Le 18/06/2012 16:51, Andrei Alexandrescu a écrit :
Mehrdad posted a code sample and you replied to it with what I could
only assume was an explanation of the code's behavior. I hope you'd
agree it was a reasonable assumption, whether or not it was correct.

The problem at work here is that "this" is typed incorrectly during the
construction of a qualified object. It should go progressively from a
"raw" to a "cooked" state, and cannot be passed to any function while raw.

I've however made other posts to explain why
transitivity is broken when it comes to delegate.

I looked at your posts through June and couldn't find such, so a couple
of links would be great. Of course, bug reports would be even better!

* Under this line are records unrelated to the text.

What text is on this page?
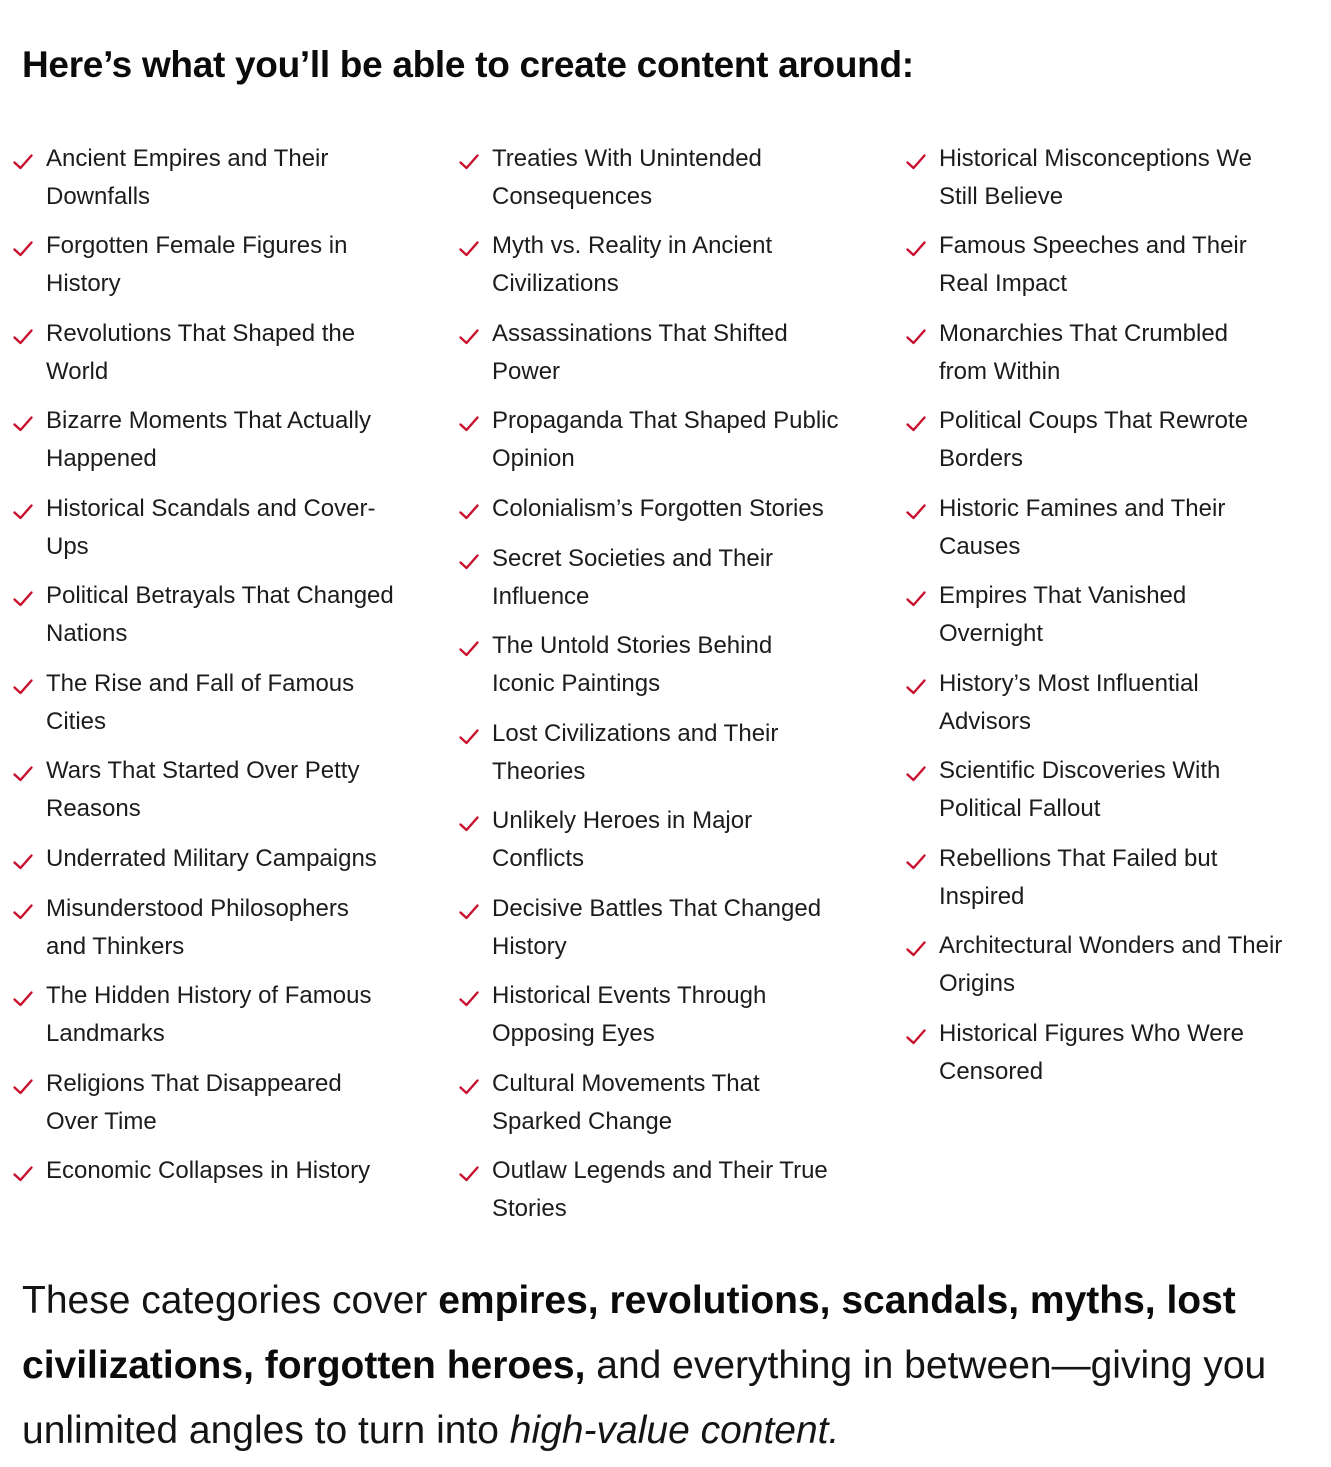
Here’s what you’ll be able to create content around:
Ancient Empires and Their
Downfalls
Forgotten Female Figures in
History
Revolutions That Shaped the
World
Bizarre Moments That Actually
Happened
Historical Scandals and Cover-
Ups
Political Betrayals That Changed
Nations
The Rise and Fall of Famous
Cities
Wars That Started Over Petty
Reasons
Underrated Military Campaigns
Misunderstood Philosophers
and Thinkers
The Hidden History of Famous
Landmarks
Religions That Disappeared
Over Time
Economic Collapses in History
Treaties With Unintended
Consequences
Myth vs. Reality in Ancient
Civilizations
Assassinations That Shifted
Power
Propaganda That Shaped Public
Opinion
Colonialism’s Forgotten Stories
Secret Societies and Their
Influence
The Untold Stories Behind
Iconic Paintings
Lost Civilizations and Their
Theories
Unlikely Heroes in Major
Conflicts
Decisive Battles That Changed
History
Historical Events Through
Opposing Eyes
Cultural Movements That
Sparked Change
Outlaw Legends and Their True
Stories
Historical Misconceptions We
Still Believe
Famous Speeches and Their
Real Impact
Monarchies That Crumbled
from Within
Political Coups That Rewrote
Borders
Historic Famines and Their
Causes
Empires That Vanished
Overnight
History’s Most Influential
Advisors
Scientific Discoveries With
Political Fallout
Rebellions That Failed but
Inspired
Architectural Wonders and Their
Origins
Historical Figures Who Were
Censored

These categories cover empires, revolutions, scandals, myths, lost civilizations, forgotten heroes, and everything in between—giving you unlimited angles to turn into high-value content.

I'm not sure you are talking about the proposal or the transitivity issue here. I'll explain the proposal below, for the explaination of why the transitivity is broken, see : http://forum.dlang.org/thread/ywispsasaylqscyua...@forum.dlang.org?page=2#post-jrn7sv:24jjj:241:40digitalmars.com


To explain my proposal, I have to make several thing clear first. You have here 2 things to qualify : the delegate itself, and the hidden parameter. As type qualifier are transitive in D, qualify the delegate also transitively qualify the hidden parameter.

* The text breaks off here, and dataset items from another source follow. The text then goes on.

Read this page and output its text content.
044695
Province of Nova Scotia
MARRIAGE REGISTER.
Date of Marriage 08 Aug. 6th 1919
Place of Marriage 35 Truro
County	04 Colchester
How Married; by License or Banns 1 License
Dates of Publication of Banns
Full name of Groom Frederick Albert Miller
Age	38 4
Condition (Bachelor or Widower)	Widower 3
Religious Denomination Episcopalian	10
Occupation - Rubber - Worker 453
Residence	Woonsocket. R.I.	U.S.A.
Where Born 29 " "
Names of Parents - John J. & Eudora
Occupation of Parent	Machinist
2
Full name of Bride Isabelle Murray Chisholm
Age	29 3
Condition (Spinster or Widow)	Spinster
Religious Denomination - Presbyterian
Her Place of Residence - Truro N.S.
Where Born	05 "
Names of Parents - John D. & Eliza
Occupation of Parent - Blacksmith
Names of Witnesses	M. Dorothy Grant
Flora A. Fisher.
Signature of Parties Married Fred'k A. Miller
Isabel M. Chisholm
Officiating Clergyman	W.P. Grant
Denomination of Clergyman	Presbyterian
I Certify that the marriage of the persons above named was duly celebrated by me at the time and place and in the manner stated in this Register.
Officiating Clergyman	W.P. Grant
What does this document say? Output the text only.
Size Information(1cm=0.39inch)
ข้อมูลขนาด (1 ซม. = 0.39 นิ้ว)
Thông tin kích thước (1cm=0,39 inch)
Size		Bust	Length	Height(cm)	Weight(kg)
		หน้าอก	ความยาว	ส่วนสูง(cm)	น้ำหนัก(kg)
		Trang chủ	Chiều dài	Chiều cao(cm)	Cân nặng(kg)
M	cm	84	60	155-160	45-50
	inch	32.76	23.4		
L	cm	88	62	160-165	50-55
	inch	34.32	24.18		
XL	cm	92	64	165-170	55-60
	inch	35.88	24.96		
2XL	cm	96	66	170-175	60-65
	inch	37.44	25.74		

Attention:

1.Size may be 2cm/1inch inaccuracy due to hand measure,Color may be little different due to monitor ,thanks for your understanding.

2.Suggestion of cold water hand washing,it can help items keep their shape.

The proposal was to use postfix qualifier notation to qualify the hidden parameter, and qualifier between return type and delegate keyword to qualify the delegate itself. My original proposal stated that the type qualifier before the return type qualify the return type, but this is another topic.

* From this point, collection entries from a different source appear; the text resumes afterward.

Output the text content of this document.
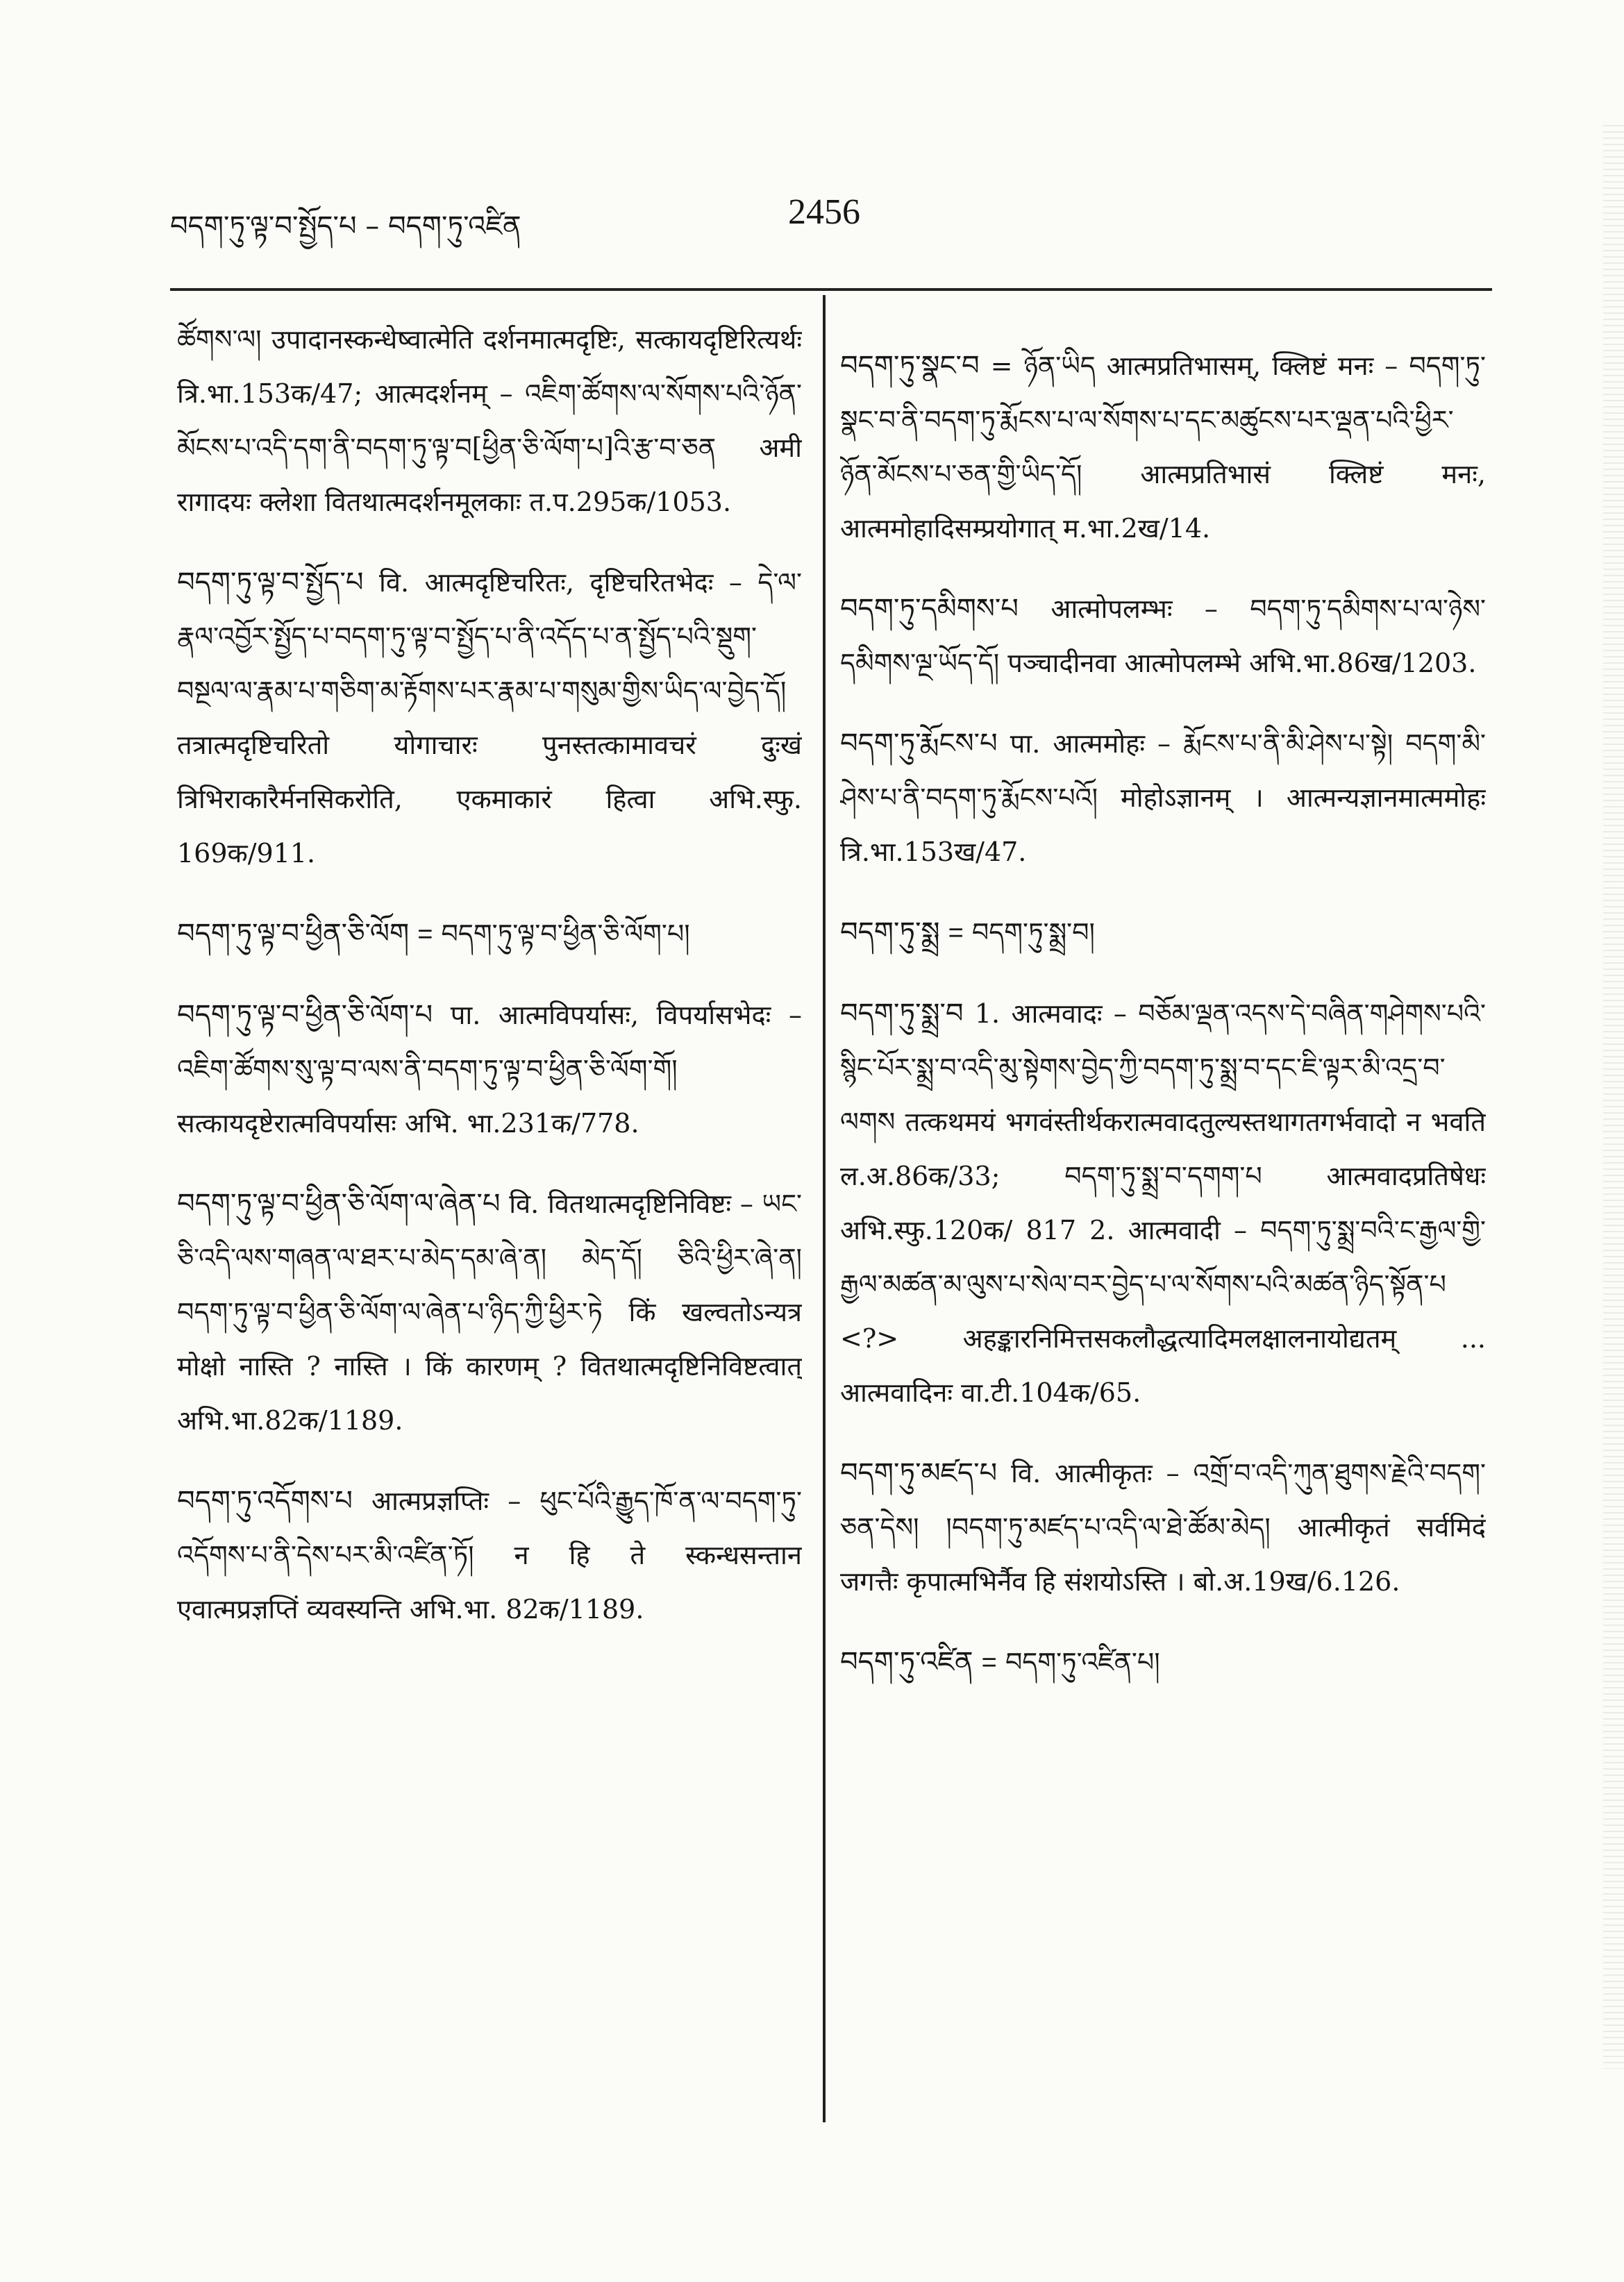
བདག་ཏུ་ལྟ་བ་སྤྱོད་པ – བདག་ཏུ་འཛིན	2456

ཚོགས་ལ། उपादानस्कन्धेष्वात्मेति दर्शनमात्मदृष्टिः, सत्कायदृष्टिरित्यर्थः त्रि.भा.153क/47; आत्मदर्शनम् – འཇིག་ཚོགས་ལ་སོགས་པའི་ཉོན་མོངས་པ་འདི་དག་ནི་བདག་ཏུ་ལྟ་བ[ཕྱིན་ཅི་ལོག་པ]འི་རྩ་བ་ཅན अमी रागादयः क्लेशा वितथात्मदर्शनमूलकाः त.प.295क/1053.

བདག་ཏུ་ལྟ་བ་སྤྱོད་པ वि. आत्मदृष्टिचरितः, दृष्टिचरितभेदः – དེ་ལ་རྣལ་འབྱོར་སྤྱོད་པ་བདག་ཏུ་ལྟ་བ་སྤྱོད་པ་ནི་འདོད་པ་ན་སྤྱོད་པའི་སྡུག་བསྔལ་ལ་རྣམ་པ་གཅིག་མ་རྟོགས་པར་རྣམ་པ་གསུམ་གྱིས་ཡིད་ལ་བྱེད་དོ། तत्रात्मदृष्टिचरितो योगाचारः पुनस्तत्कामावचरं दुःखं त्रिभिराकारैर्मनसिकरोति, एकमाकारं हित्वा अभि.स्फु. 169क/911.

བདག་ཏུ་ལྟ་བ་ཕྱིན་ཅི་ལོག = བདག་ཏུ་ལྟ་བ་ཕྱིན་ཅི་ལོག་པ།

བདག་ཏུ་ལྟ་བ་ཕྱིན་ཅི་ལོག་པ पा. आत्मविपर्यासः, विपर्यासभेदः – འཇིག་ཚོགས་སུ་ལྟ་བ་ལས་ནི་བདག་ཏུ་ལྟ་བ་ཕྱིན་ཅི་ལོག་གོ། सत्कायदृष्टेरात्मविपर्यासः अभि. भा.231क/778.

བདག་ཏུ་ལྟ་བ་ཕྱིན་ཅི་ལོག་ལ་ཞེན་པ वि. वितथात्मदृष्टिनिविष्टः – ཡང་ཅི་འདི་ལས་གཞན་ལ་ཐར་པ་མེད་དམ་ཞེ་ན། མེད་དོ། ཅིའི་ཕྱིར་ཞེ་ན། བདག་ཏུ་ལྟ་བ་ཕྱིན་ཅི་ལོག་ལ་ཞེན་པ་ཉིད་ཀྱི་ཕྱིར་ཏེ किं खल्वतोऽन्यत्र मोक्षो नास्ति ? नास्ति । किं कारणम् ? वितथात्मदृष्टिनिविष्टत्वात् अभि.भा.82क/1189.

བདག་ཏུ་འདོགས་པ आत्मप्रज्ञप्तिः – ཕུང་པོའི་རྒྱུད་ཁོ་ན་ལ་བདག་ཏུ་འདོགས་པ་ནི་དེས་པར་མི་འཛིན་ཏོ། न हि ते स्कन्धसन्तान एवात्मप्रज्ञप्तिं व्यवस्यन्ति अभि.भा. 82क/1189.

བདག་ཏུ་སྣང་བ = ཉོན་ཡིད आत्मप्रतिभासम्, क्लिष्टं मनः – བདག་ཏུ་སྣང་བ་ནི་བདག་ཏུ་རྨོངས་པ་ལ་སོགས་པ་དང་མཚུངས་པར་ལྡན་པའི་ཕྱིར་ཉོན་མོངས་པ་ཅན་གྱི་ཡིད་དོ། आत्मप्रतिभासं क्लिष्टं मनः, आत्ममोहादिसम्प्रयोगात् म.भा.2ख/14.

བདག་ཏུ་དམིགས་པ आत्मोपलम्भः – བདག་ཏུ་དམིགས་པ་ལ་ཉེས་དམིགས་ལྔ་ཡོད་དོ། पञ्चादीनवा आत्मोपलम्भे अभि.भा.86ख/1203.

བདག་ཏུ་རྨོངས་པ पा. आत्ममोहः – རྨོངས་པ་ནི་མི་ཤེས་པ་སྟེ། བདག་མི་ཤེས་པ་ནི་བདག་ཏུ་རྨོངས་པའོ། मोहोऽज्ञानम् । आत्मन्यज्ञानमात्ममोहः त्रि.भा.153ख/47.

བདག་ཏུ་སྨྲ = བདག་ཏུ་སྨྲ་བ།

བདག་ཏུ་སྨྲ་བ 1. आत्मवादः – བཅོམ་ལྡན་འདས་དེ་བཞིན་གཤེགས་པའི་སྙིང་པོར་སྨྲ་བ་འདི་མུ་སྟེགས་བྱེད་ཀྱི་བདག་ཏུ་སྨྲ་བ་དང་ཇི་ལྟར་མི་འདྲ་བ་ལགས तत्कथमयं भगवंस्तीर्थकरात्मवादतुल्यस्तथागतगर्भवादो न भवति ल.अ.86क/33; བདག་ཏུ་སྨྲ་བ་དགག་པ आत्मवादप्रतिषेधः अभि.स्फु.120क/ 817 2. आत्मवादी – བདག་ཏུ་སྨྲ་བའི་ང་རྒྱལ་གྱི་རྒྱལ་མཚན་མ་ལུས་པ་སེལ་བར་བྱེད་པ་ལ་སོགས་པའི་མཚན་ཉིད་སྟོན་པ <?> अहङ्कारनिमित्तसकलौद्धत्यादिमलक्षालनायोद्यतम् ... आत्मवादिनः वा.टी.104क/65.

བདག་ཏུ་མཛད་པ वि. आत्मीकृतः – འགྲོ་བ་འདི་ཀུན་ཐུགས་རྗེའི་བདག་ཅན་དེས། །བདག་ཏུ་མཛད་པ་འདི་ལ་ཐེ་ཚོམ་མེད། आत्मीकृतं सर्वमिदं जगत्तैः कृपात्मभिर्नैव हि संशयोऽस्ति । बो.अ.19ख/6.126.

བདག་ཏུ་འཛིན = བདག་ཏུ་འཛིན་པ།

To make is clearer, some examples :

void delegate() const; // A mutable delegate that use const frame pointer (all variable accessed throw the frame pointer are made const). void const delegate(); // A const delegate that use a const frame pointer (transitivity). void const delegate() immutable; // A const delegate that use an immutable frame pointer (delegate can only access immutable data from the frame pointer). void immutable delegate() const; // Error, immutable data cannot refers to const data.

Note that the implicit cast goes the other way around than usual. void delegate() const can be safely casted to void delegate(), but not the other way around, as you are allowed to not mutate mutable data, but not the other way around.